You might be thinking, Yes, but if we talk about political issues, or social issues, or other things going on in the world, won’t that divide us? Well, if you pay attention to the news, you’ll notice that America is divided already. Our calling is to build God’s kingdom so that “all flesh shall see the salvation of God.” If we cannot talk to people that we love and respect, people who are part of our local church family, about things that matter, how can we possibly talk to strangers about them? As a congregation, we have been through some things together and have forged deep, loving bonds. Even if we disagree with each other, we know that we all are seeking God’s will. We can rely on the strength of those relationships to see where God is moving in the world outside our doors.

Life is usually not very easy for prophets. Jeremiah was thrown in a cistern. John’s reward was his head on a platter. Jesus’s reward was crucifixion. But you know what? They mattered. They spoke to God’s people at critical times and told them where God stood on the topics of the day. First century Judea was suffering under the weight of the Roman Empire, and political revolution was in the air. People were looking for a strong military leader like the Maccabees who would throw off the Roman yoke. John the Baptist wasn’t that leader. Instead, John’s message was, Repent! Get ready! God is coming! Start loving one another, right now! Live into God’s kingdom so that you’ll be ready when the Messiah comes! Jesus’s message was, The kingdom of God is here!
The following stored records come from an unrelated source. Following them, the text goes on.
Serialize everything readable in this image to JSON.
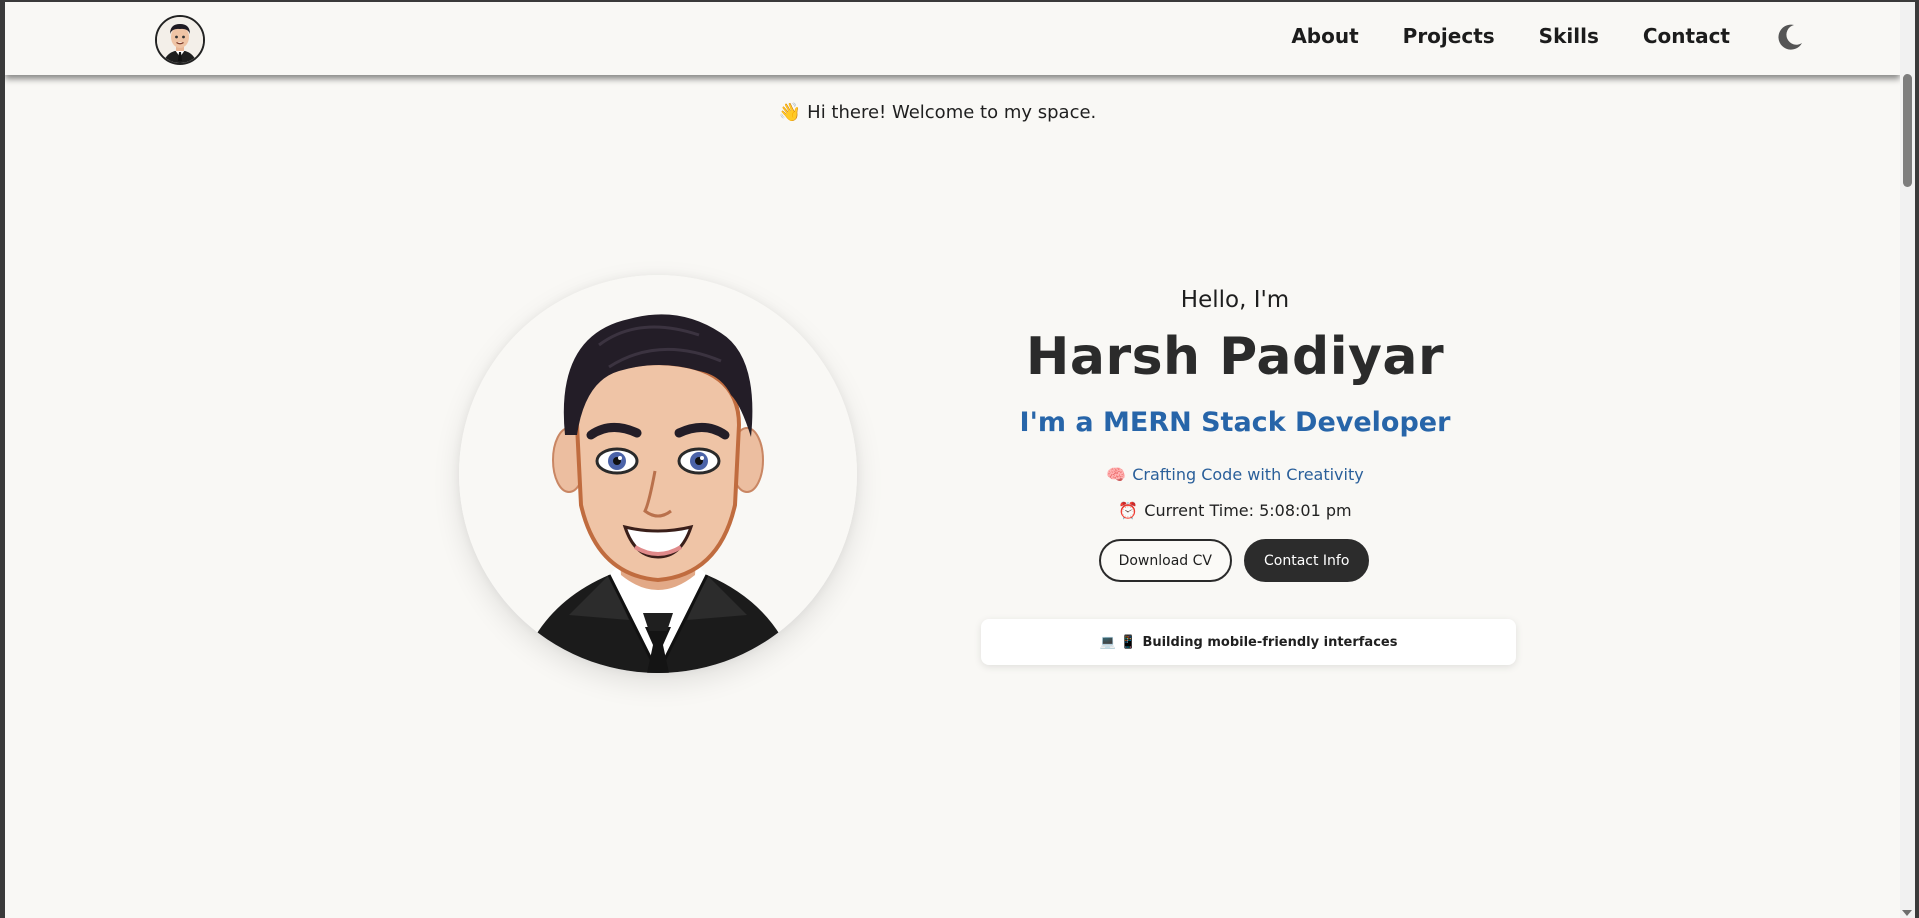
{
  "nav": {
    "links": [
      "About",
      "Projects",
      "Skills",
      "Contact"
    ]
  },
  "hero": {
    "welcome_emoji": "👋",
    "welcome_text": "Hi there! Welcome to my space.",
    "greeting": "Hello, I'm",
    "name": "Harsh Padiyar",
    "role": "I'm a MERN Stack Developer",
    "tagline_emoji": "🧠",
    "tagline": "Crafting Code with Creativity",
    "clock_emoji": "⏰",
    "clock_label": "Current Time: 5:08:01 pm",
    "buttons": {
      "download": "Download CV",
      "contact": "Contact Info"
    },
    "ticker_emoji": "💻 📱",
    "ticker_text": "Building mobile-friendly interfaces"
  },
  "icons": {
    "theme_toggle": "moon-icon",
    "nav_avatar": "avatar-icon"
  },
  "colors": {
    "background": "#f9f8f5",
    "accent_blue": "#2765a9",
    "dark": "#2c2c2c"
  }
}
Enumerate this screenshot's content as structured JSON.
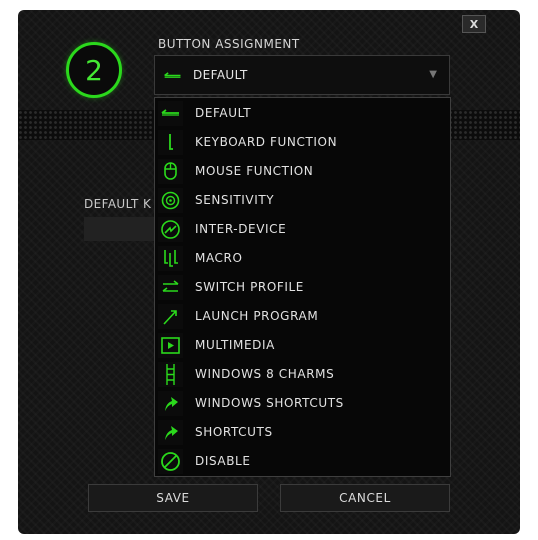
{
  "colors": {
    "accent": "#2bd91c",
    "background": "#141414",
    "text": "#e2e2e2"
  },
  "dialog": {
    "close_label": "X",
    "button_number": "2"
  },
  "assignment": {
    "section_label": "BUTTON ASSIGNMENT",
    "selected_value": "DEFAULT",
    "selected_icon": "default-arrow-icon",
    "arrow": "▼"
  },
  "background_labels": {
    "default_k": "DEFAULT K"
  },
  "menu": {
    "items": [
      {
        "label": "DEFAULT",
        "icon": "default-arrow-icon"
      },
      {
        "label": "KEYBOARD FUNCTION",
        "icon": "keyboard-key-icon"
      },
      {
        "label": "MOUSE FUNCTION",
        "icon": "mouse-icon"
      },
      {
        "label": "SENSITIVITY",
        "icon": "sensitivity-target-icon"
      },
      {
        "label": "INTER-DEVICE",
        "icon": "inter-device-icon"
      },
      {
        "label": "MACRO",
        "icon": "macro-icon"
      },
      {
        "label": "SWITCH PROFILE",
        "icon": "switch-arrows-icon"
      },
      {
        "label": "LAUNCH PROGRAM",
        "icon": "launch-arrow-icon"
      },
      {
        "label": "MULTIMEDIA",
        "icon": "play-icon"
      },
      {
        "label": "WINDOWS 8 CHARMS",
        "icon": "charms-icon"
      },
      {
        "label": "WINDOWS SHORTCUTS",
        "icon": "shortcut-arrow-icon"
      },
      {
        "label": "SHORTCUTS",
        "icon": "shortcut-arrow-icon"
      },
      {
        "label": "DISABLE",
        "icon": "disable-icon"
      }
    ]
  },
  "footer": {
    "save_label": "SAVE",
    "cancel_label": "CANCEL"
  }
}
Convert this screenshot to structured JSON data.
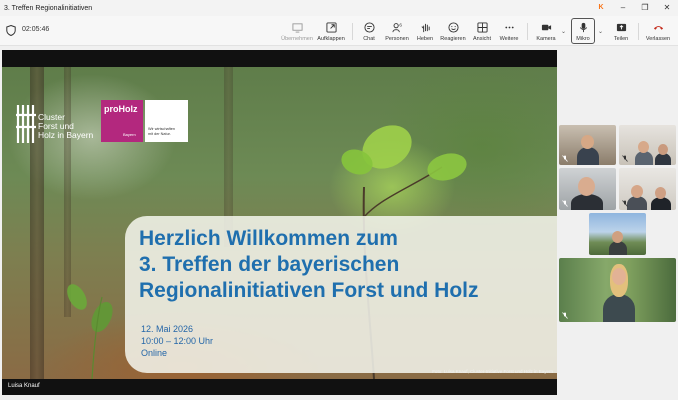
{
  "window": {
    "title": "3. Treffen Regionalinitiativen",
    "controls": [
      "minimize",
      "restore",
      "maximize",
      "close"
    ]
  },
  "toolbar": {
    "timer": "02:05:46",
    "buttons": [
      {
        "id": "uebernehmen",
        "label": "Übernehmen",
        "icon": "share-screen-icon",
        "disabled": true
      },
      {
        "id": "aufklappen",
        "label": "Aufklappen",
        "icon": "popout-icon"
      },
      {
        "id": "chat",
        "label": "Chat",
        "icon": "chat-icon"
      },
      {
        "id": "personen",
        "label": "Personen",
        "icon": "people-icon",
        "badge": "6"
      },
      {
        "id": "heben",
        "label": "Heben",
        "icon": "raise-hand-icon"
      },
      {
        "id": "reagieren",
        "label": "Reagieren",
        "icon": "smiley-icon"
      },
      {
        "id": "ansicht",
        "label": "Ansicht",
        "icon": "grid-view-icon"
      },
      {
        "id": "weitere",
        "label": "Weitere",
        "icon": "more-icon"
      },
      {
        "id": "kamera",
        "label": "Kamera",
        "icon": "camera-icon"
      },
      {
        "id": "mikro",
        "label": "Mikro",
        "icon": "microphone-icon"
      },
      {
        "id": "teilen",
        "label": "Teilen",
        "icon": "share-icon"
      },
      {
        "id": "verlassen",
        "label": "Verlassen",
        "icon": "hangup-icon",
        "color": "#c42b1c"
      }
    ]
  },
  "slide": {
    "logo_text": "Cluster\nForst und\nHolz in Bayern",
    "partner_brand": "proHolz",
    "partner_sub": "Bayern",
    "partner_tagline": "Wir wirtschaften\nmit der Natur.",
    "headline_lines": [
      "Herzlich Willkommen zum",
      "3. Treffen der bayerischen",
      "Regionalinitiativen Forst und Holz"
    ],
    "date": "12. Mai 2026",
    "time": "10:00 – 12:00 Uhr",
    "mode": "Online",
    "credit": "Foto: Luisa Knauf, Cluster-Initiative Forst und Holz in Bayern",
    "headline_color": "#1f6fae"
  },
  "presenter_name": "Luisa Knauf",
  "gallery_count": 6
}
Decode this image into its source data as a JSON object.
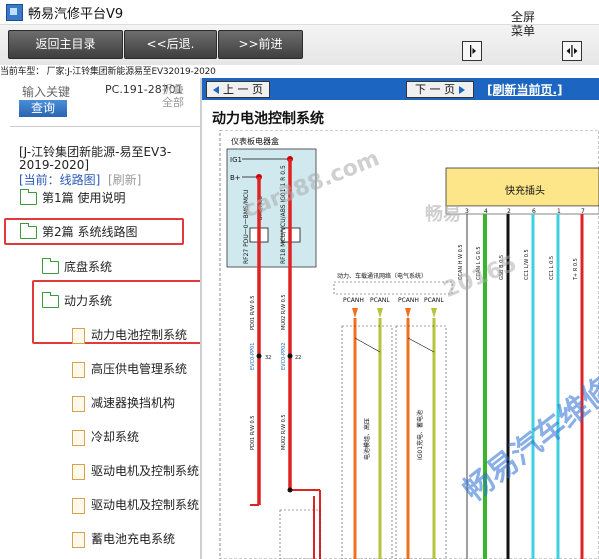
{
  "window": {
    "title": "畅易汽修平台V9"
  },
  "toolbar": {
    "home_label": "返回主目录",
    "back_label": "<<后退.",
    "forward_label": ">>前进",
    "fullscreen_label": "全屏",
    "menu_label": "菜单"
  },
  "vehicle": {
    "line": "当前车型： 厂家:J-江铃集团新能源易至EV32019-2020"
  },
  "search": {
    "keyword_placeholder": "输入关键",
    "button": "查询",
    "code": "PC.191-28701",
    "fold": "折叠全部"
  },
  "tree": {
    "brand": "[J-江铃集团新能源-易至EV3-2019-2020]",
    "current": "[当前：线路图]",
    "refresh": "[刷新]",
    "items": [
      {
        "label": "第1篇 使用说明"
      },
      {
        "label": "第2篇 系统线路图"
      },
      {
        "label": "底盘系统"
      },
      {
        "label": "动力系统"
      },
      {
        "label": "动力电池控制系统"
      },
      {
        "label": "高压供电管理系统"
      },
      {
        "label": "减速器换挡机构"
      },
      {
        "label": "冷却系统"
      },
      {
        "label": "驱动电机及控制系统"
      },
      {
        "label": "驱动电机及控制系统"
      },
      {
        "label": "蓄电池充电系统"
      }
    ]
  },
  "viewer": {
    "prev_label": "上 一 页",
    "next_label": "下 一 页",
    "refresh_label": "[刷新当前页.]",
    "page_title": "动力电池控制系统",
    "diagram": {
      "box_label": "仪表板电器盒",
      "ig1": "IG1",
      "bplus": "B+",
      "bms": "BMS/MCU",
      "pins_left": [
        "RF27 PDU一0一BMS/MCU",
        "RF18 MCU/VCU/ABS IG01 1 R 0.5"
      ],
      "pin_num": [
        "32",
        "22"
      ],
      "wire_labels": [
        "PD01 R/W 0.5",
        "MU02 R/W 0.5",
        "EVC0-PP01",
        "EVC0-PP02",
        "PD01 R/W 0.5",
        "MU02 R/W 0.5"
      ],
      "can_title": "动力、车载通讯网络（电气系统）",
      "can_labels": [
        "PCANH",
        "PCANL",
        "PCANH",
        "PCANL"
      ],
      "can_side": [
        "电池模组、高压",
        "IG01充电、蓄电池"
      ],
      "connector_title": "快充插头",
      "connector_pins": [
        "3",
        "4",
        "2",
        "6",
        "1",
        "7"
      ],
      "connector_wires": [
        "CCAN H W 0.5",
        "CCAN L G 0.5",
        "GSB B 0.5",
        "CC1 L/W 0.5",
        "CC1 L 0.5",
        "T+ R 0.5"
      ]
    },
    "watermarks": [
      "畅易",
      "car388.com",
      "20165",
      "畅易汽车维修"
    ]
  },
  "colors": {
    "nav": "#1c66c2",
    "highlight": "#e23a3a",
    "connector": "#fde68a"
  }
}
It’s not just for Jews, but also for Samaritans and Gentiles. It doesn’t matter what you’ve done or who you are. What matters is that you turn towards God NOW. Don’t worry about the Romans. Worry about loving God and loving your neighbor, and by the way, here’s what I mean and how to do it.

I have good news for you all: Jesus’s message is still fresh and new. Maybe we have missed some opportunities. Maybe we have fallen short of our calling. But that’s true of everyone, always. The past doesn’t matter as much as how we respond today. John is still calling us to repent and prepare for the coming of the Messiah. The kingdom of God is still near, already here but not yet in full glory. There is still time to turn our hearts towards God.

Advent is a special time. It’s not just a time to decorate and buy gifts and have parties. It’s also a time to remind ourselves that Jesus is coming. It’s a time to start over, to re-dedicate ourselves to following God, to living into God’s kingdom, to turning away from our past sins of omission as well as our sins of commission. A time to let Jesus be born anew in our hearts.

We have been given a great gift. We are about to celebrate a holy feast, which connects us to Christians throughout the world and through all time. We have been made a part of Christ’s body. We have been shown God’s love in the greatest way possible, through the sacrificial love of God himself. John prepared the way for Jesus in ancient Judea. Let us now prepare ourselves so that we can prepare the way for Jesus in modern America, right here in Rolla, to change hearts and lives and to build God’s kingdom today. Amen.